Docteur, un peu de tenue&#8239!

Costume et cravate sur la photo pour recevoir sa carte de l'Ordre. En Italie, le Dr Crisarà veille sur l'image des médecins. Une image qui semble un peu jaunie. #Medbikini et la pandémie de Covid-19 sont passés par là.

«Je continuerai à défendre notre cause à tous dans le monde conservateur de la médecine (...)
Merci à ceux d'entre vous qui ne portent pas de jugement et me voient comme la personne créative et travailleuse que je suis.»
Sarah Jane Gray, chirurgien orthopédique australienne, est considérée comme la médecin la plus tatouée au monde.
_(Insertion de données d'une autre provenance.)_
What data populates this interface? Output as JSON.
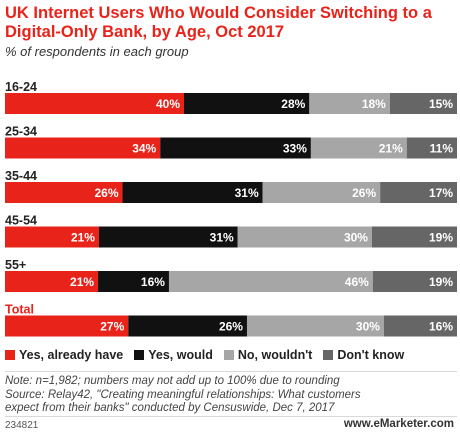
{
  "title": "UK Internet Users Who Would Consider Switching to a Digital-Only Bank, by Age, Oct 2017",
  "subtitle": "% of respondents in each group",
  "colors": {
    "yes_already": "#e8231a",
    "yes_would": "#111111",
    "no_wouldnt": "#a6a6a6",
    "dont_know": "#666666",
    "total_label": "#e8231a"
  },
  "chart_data": {
    "type": "bar",
    "orientation": "horizontal",
    "stacked": true,
    "title": "UK Internet Users Who Would Consider Switching to a Digital-Only Bank, by Age, Oct 2017",
    "subtitle": "% of respondents in each group",
    "categories": [
      "16-24",
      "25-34",
      "35-44",
      "45-54",
      "55+",
      "Total"
    ],
    "series": [
      {
        "name": "Yes, already have",
        "values": [
          40,
          34,
          26,
          21,
          21,
          27
        ]
      },
      {
        "name": "Yes, would",
        "values": [
          28,
          33,
          31,
          31,
          16,
          26
        ]
      },
      {
        "name": "No, wouldn't",
        "values": [
          18,
          21,
          26,
          30,
          46,
          30
        ]
      },
      {
        "name": "Don't know",
        "values": [
          15,
          11,
          17,
          19,
          19,
          16
        ]
      }
    ],
    "value_suffix": "%",
    "legend_position": "bottom",
    "grid": false
  },
  "legend": [
    {
      "label": "Yes, already have",
      "color": "#e8231a"
    },
    {
      "label": "Yes, would",
      "color": "#111111"
    },
    {
      "label": "No, wouldn't",
      "color": "#a6a6a6"
    },
    {
      "label": "Don't know",
      "color": "#666666"
    }
  ],
  "notes": {
    "line1": "Note: n=1,982; numbers may not add up to 100% due to rounding",
    "line2": "Source: Relay42, \"Creating meaningful relationships: What customers",
    "line3": "expect from their banks\" conducted by Censuswide, Dec 7, 2017"
  },
  "footer": {
    "chart_id": "234821",
    "brand": "www.eMarketer.com"
  }
}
Barbes et cheveux en bataille, piercings et tatouages, photos en maillot de bain postées sur les réseaux sociaux… Le look de certains confrères – il semble avoir oublié les consoeurs, nous y reviendrons – chiffonne le Dr Crisarà. Président d’un Ordre des médecins provincial italien, il s’est autoproclamé gardien de la morale vestimentaire. L’enjeu est de taille : d'après lui, la bienséance de la profession médicale est en péril.

C’est donc le Dr Domenico Maria Crisarà, né en 1961 et actuel président de l'Ordre des médecins de Padoue, qui a allumé la mêche. Il a déclaré ne plus accepter les demandes d'adhésion à cet Ordre lorsque les photos d'identité fournies – celles qui figureront sur la carte professionnelle – sont jugées inconvenantes.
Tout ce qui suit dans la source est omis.